There is a wine room, or would be if there was wine in it. "It's the world's largest Lite Brite," a server says, conjuring that '60s Hasbro toy where pictures and patterns were created by placing translucent plastic pegs into a backlit black grid. The wine room has a near floor-to-ceiling slotted rack filled with frosted clear glass bottles, their necks pushed into the slots, their dimpled bottoms angled slightly upward. Behind the rack is an array of halogen lights, which can conceivably be programmed to create patterns and color shifts, that illuminates the bottles. It's another example of the growing trend of turning wine programs into light shows, or in this case, a light show that suggests a wine program.
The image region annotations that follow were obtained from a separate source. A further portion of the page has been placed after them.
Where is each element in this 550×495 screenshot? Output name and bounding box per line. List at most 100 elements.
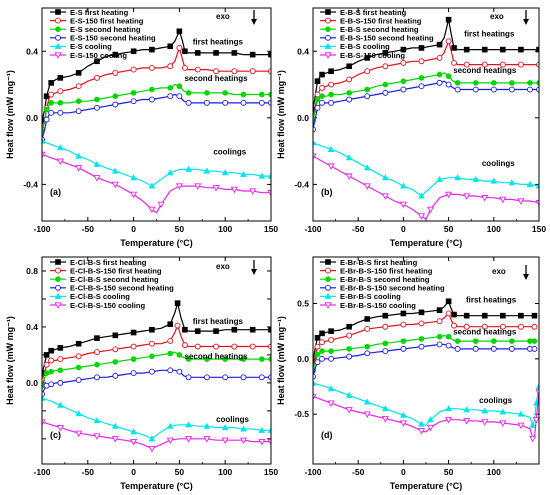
data-point [526, 180, 534, 187]
y-tick-label: 0.0 [297, 354, 309, 364]
data-point [75, 98, 82, 104]
data-point [445, 333, 452, 340]
data-point [167, 337, 174, 344]
data-point [400, 310, 407, 317]
data-point [184, 436, 193, 443]
data-point [314, 343, 321, 350]
data-point [130, 48, 137, 55]
series-line [313, 80, 539, 130]
data-point [213, 50, 219, 56]
data-point [203, 422, 211, 429]
plot-frame [312, 256, 540, 465]
data-point [130, 66, 137, 73]
data-point [148, 340, 155, 347]
data-point [364, 86, 371, 93]
plot-frame [312, 7, 540, 222]
data-point [94, 58, 100, 65]
legend-label: E-S second heating [70, 25, 141, 34]
data-point [517, 422, 525, 430]
data-point [314, 359, 321, 366]
data-point [148, 96, 155, 103]
data-point [43, 370, 50, 376]
x-tick-label: -50 [352, 224, 365, 234]
data-point [531, 338, 538, 344]
data-point [149, 353, 155, 360]
y-tick-label: -0.5 [294, 409, 309, 419]
data-point [48, 347, 54, 354]
legend-marker [325, 267, 331, 274]
data-point [328, 328, 334, 334]
data-point [149, 46, 155, 53]
x-tick-label: 0 [131, 224, 136, 234]
data-point [490, 86, 497, 93]
data-point [94, 74, 100, 81]
legend-label: E-Cl-B-S-150 first heating [70, 266, 162, 275]
legend-marker [325, 26, 331, 33]
legend-marker [55, 259, 61, 265]
y-axis-title: Heat flow (mW mg⁻¹) [276, 70, 286, 159]
data-point [364, 93, 371, 100]
data-series [42, 350, 271, 389]
data-point [112, 332, 119, 339]
exo-arrow-head [523, 19, 529, 25]
data-point [57, 109, 64, 116]
data-point [490, 338, 497, 344]
data-point [249, 343, 256, 350]
data-point [176, 368, 183, 375]
data-point [185, 99, 192, 106]
data-point [472, 345, 479, 352]
data-point [382, 348, 389, 355]
data-series [42, 367, 271, 398]
data-point [327, 163, 335, 170]
data-point [94, 96, 100, 103]
data-point [42, 151, 46, 159]
legend-label: E-Cl-B-S cooling [70, 292, 130, 301]
data-point [240, 425, 247, 432]
data-point [364, 326, 371, 332]
data-point [363, 398, 371, 405]
data-point [43, 106, 50, 113]
data-point [536, 86, 539, 93]
data-point [42, 391, 45, 398]
legend-label: E-Br-B-S cooling [340, 292, 401, 301]
data-point [222, 99, 229, 106]
legend-marker [325, 284, 331, 291]
data-series [42, 137, 271, 189]
data-point [418, 309, 425, 316]
data-point [536, 61, 539, 68]
data-point [75, 108, 82, 115]
data-point [451, 45, 457, 51]
data-point [418, 320, 425, 327]
data-point [418, 75, 425, 81]
data-point [42, 394, 46, 401]
data-point [426, 206, 435, 214]
curve-annotation: coolings [482, 159, 515, 168]
x-axis-title: Temperature (°C) [120, 481, 192, 491]
data-point [203, 374, 210, 381]
data-point [445, 81, 452, 88]
x-axis-title: Temperature (°C) [390, 481, 462, 491]
data-point [400, 321, 407, 328]
data-point [213, 328, 219, 334]
data-point [472, 80, 479, 86]
data-point [111, 422, 119, 429]
data-point [57, 144, 64, 151]
data-point [328, 81, 335, 88]
x-axis-title: Temperature (°C) [120, 238, 192, 248]
data-point [427, 416, 434, 423]
plot-frame [41, 7, 272, 222]
exo-label: exo [492, 267, 506, 276]
data-point [535, 382, 539, 390]
data-point [531, 323, 538, 330]
y-axis-title: Heat flow (mW mg⁻¹) [5, 316, 15, 405]
data-point [381, 415, 389, 423]
data-point [445, 310, 452, 317]
data-point [463, 46, 470, 53]
data-point [382, 312, 389, 319]
data-point [313, 153, 317, 160]
data-point [436, 307, 443, 313]
data-point [418, 192, 425, 199]
panel-label: (a) [50, 187, 61, 197]
data-point [364, 343, 371, 350]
"I took a lot of my inspiration from this restaurant, the way it looks," says executive chef Randy Morgan. "I really wanted the food to meld with the décor of the restaurant...You get a clean feeling when you walk in here."

Morgan has wrestled and nurtured fish for years as a seafood butcher in Seattle, as a sous chef at Mars 2112 and the newly opened Russian Tea Room in New York, as chef at Fish Club in Seattle's Waterfront Marriott Hotel and as a training chef for The Oceanaire in Dallas.

But perhaps his most pertinent post was that of executive chef of the Microsoft Executive Briefing Center in Redmond, Washington, where he fed Fortune 500 executives, catered celebrity parties and prepared menus for dignitaries such as Thai royalty and the prime minister of Indonesia. Morgan was driven to unravel the mysteries of Indian and Saudi Arabian cookery among other cuisines. That undoubtedly broadened his awareness and shifted his thinking.

Morgan takes traditional sushi and breaks it down into its essential components, wrecking and reforging them into tight geometric shapes and loose forms. But instead of reassembling, Morgan sets up the components as stand-alone elements in space, creating tension that can only be relieved with unification. Sushi rice is formed into clean squares topped with a nest of bright green seaweed and sesame seeds on one end of the plate. Tataki, strips of flash-seared beef, a thin reed of gray framing the damp rouge cast, is arranged at the other end in a tightly choreographed row, stretching the space between components. Tasmanian salmon is the same, except that thick ribbons of pink raw fish—cool, rich and loosely spooled—take the place of beef. The fish rests near a splayed avocado wedge covered with sesame seeds. Charred scallion stalks are planked over the seaweed. Beads of wasabi aioli swirl in the empty spaces.

"Everybody's doing sushi the same way," Morgan says. "I was trying to think of a way to do sushi...to redo sushi in a not-so-normal way." Morgan's aim is to express the Market's décor in his cuisine, to reflect its shapes, its minimalism, its generous swaths of clean space—even its quirkiness.